Once I got it installed, I tried running tin.py to produce the TIN scores. The script wants the BAM (which I have) and a "BED" file. BED apparently stands for Browser Extensible Data and is a TSV file with lines like this:

chr1    67092175    67109072    XM_011541469.1  0   -   67093004    67103382    0   5   1429,187,70,145,44, 0,3059,4076,11062,16853,
chr1    67092175    67131183    XM_011541467.1  0   -   67093004    67127240    0   9   1429,187,70,106,68,113,158,92,42,   0,3059,4076,11062,19401,23176,33576,34990,38966,
chr1    67092175    67131227    XM_017001276.1  0   -   67093004    67127240    0   9   1429,187,70,145,68,113,158,92,86,   0,3059,4076,11062,19401,23176,33576,34990,38966,

The collections of stuff I downloaded from UCSC didn't include one of these, but the RSeQC site has one available for download. Actually, it has several BED files. I'm not sure which one is correct. I downloaded hg38_RefSeq.bed because it sounds the most like the GTF I used (hg38.ncbiRefSeq.gtf). Was that correct? Who knows?
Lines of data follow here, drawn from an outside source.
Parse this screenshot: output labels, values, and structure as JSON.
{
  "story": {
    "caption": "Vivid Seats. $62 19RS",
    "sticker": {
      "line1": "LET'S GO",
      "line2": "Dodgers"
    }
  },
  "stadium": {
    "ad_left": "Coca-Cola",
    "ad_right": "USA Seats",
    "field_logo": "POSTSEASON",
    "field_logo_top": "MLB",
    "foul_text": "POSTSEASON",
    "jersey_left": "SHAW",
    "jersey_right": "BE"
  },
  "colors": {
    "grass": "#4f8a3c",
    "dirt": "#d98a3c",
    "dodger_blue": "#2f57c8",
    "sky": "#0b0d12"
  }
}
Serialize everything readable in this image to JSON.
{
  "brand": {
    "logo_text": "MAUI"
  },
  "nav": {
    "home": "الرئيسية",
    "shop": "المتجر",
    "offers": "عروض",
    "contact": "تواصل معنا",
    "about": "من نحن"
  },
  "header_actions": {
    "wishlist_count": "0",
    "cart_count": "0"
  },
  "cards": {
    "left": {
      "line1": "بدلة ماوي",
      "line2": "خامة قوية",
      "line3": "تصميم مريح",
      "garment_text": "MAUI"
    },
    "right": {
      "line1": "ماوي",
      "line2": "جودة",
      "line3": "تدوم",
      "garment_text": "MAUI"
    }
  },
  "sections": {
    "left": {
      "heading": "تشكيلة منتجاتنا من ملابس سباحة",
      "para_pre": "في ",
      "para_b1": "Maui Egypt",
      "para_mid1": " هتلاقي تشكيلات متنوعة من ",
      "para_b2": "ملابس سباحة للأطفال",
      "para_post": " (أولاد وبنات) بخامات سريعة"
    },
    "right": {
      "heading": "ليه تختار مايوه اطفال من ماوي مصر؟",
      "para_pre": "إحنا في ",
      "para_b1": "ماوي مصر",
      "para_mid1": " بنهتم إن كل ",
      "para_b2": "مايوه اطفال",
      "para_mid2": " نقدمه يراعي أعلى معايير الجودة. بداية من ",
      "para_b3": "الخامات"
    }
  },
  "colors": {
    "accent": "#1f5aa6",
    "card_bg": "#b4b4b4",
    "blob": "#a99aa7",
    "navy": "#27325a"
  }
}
Now that I have that, I'm doing an initial run with:

tin.py --input data/05-alignment/clean/C0/C0.bam -r data/00-raw/hg38_RefSeq.bed

It seems like it's going to take a long time. Guess I'll wait.

The goddamn thing didn't output an ending timestamp. Come on. It took somewhere between 2-5 hours, but I have no idea how long because I wasn't watching it when it finished. I guess I'll do another run with a time prefix. Sigh.

April 2020

2020-04-04

Spent an hour wrangling gnuplot for class to try to make a multiplot of the TIN scores. Mostly it was just a bunch of fiddly stuff to try to make the graph look exactly like I wanted. Some of the key points follow.

Basic multiplotting happens with:

set multiplot \
    title "TIN Score Distributions by Sample" font ",14" \
    layout 3,5

…

unset multiplot

Looped through the samples with this:

do for[c=0:9] {
    set title "C" . c
    bad = (c == 3)
    plot [][0:1] "data/05-alignment/tin/C" . c . ".tin.xls" using 5:(1) smooth cnorm notitle lw 3 \
        lc (bad ? 3 : '#000000') \
        lt (bad ? 6 : 1)
}

do for[n=1:3] {
    set title "N" . n
    bad = (n == 2 || n == 3)
    plot [][0:1] "data/05-alignment/tin/N" . n . ".tin.xls" using 5:(1) smooth cnorm notitle lw 3 \
        lc (bad ? 3 : '#000000') \
        lt (bad ? 6 : 1)
}

Note the smooth cnorm requiring the columns to be using data-column:literal-value. This tripped me up for a while — I was doing using 0:data-column and that was fucking things up completely. I realized the problem when I noticed there wasn't a peak at zero, and also that sorting changed the results (which it shouldn't). smooth cnormal needs exactly one column of the value, plus a weight value for the point. Remember this!

You can skip around the plot with set multiplot next and set multiplot prev. Handy for adjusting the layout.

Instead of trying to draw labels on every graph, I decided to try putting a key at the bottom right. This was very fiddly:

set multiplot next

$empty << EOF
EOF

set termoption fontscale "0.1"
set title "{/*0.9 Key}"

set ylabel "{/*0.9 CDF}"
set xlabel "{/*0.9 TIN Score}"
set format x "{/*0.9 %g}"
set format y "{/*0.9 %.2f}"

set origin 0.75,0.0
set size 0.25,0.33

plot [0:100][0:1] $empty using 1:(1) smooth cnorm notitle

Note the %g for "humanized" formatting. I'm going to remember the g as standing for god dammit, what is the magic character?.

2020-04-11

Merged some PRs for t and did some basic test maintenance. I still love cram for CLI tests — it's such an intuitive, usable way to test things.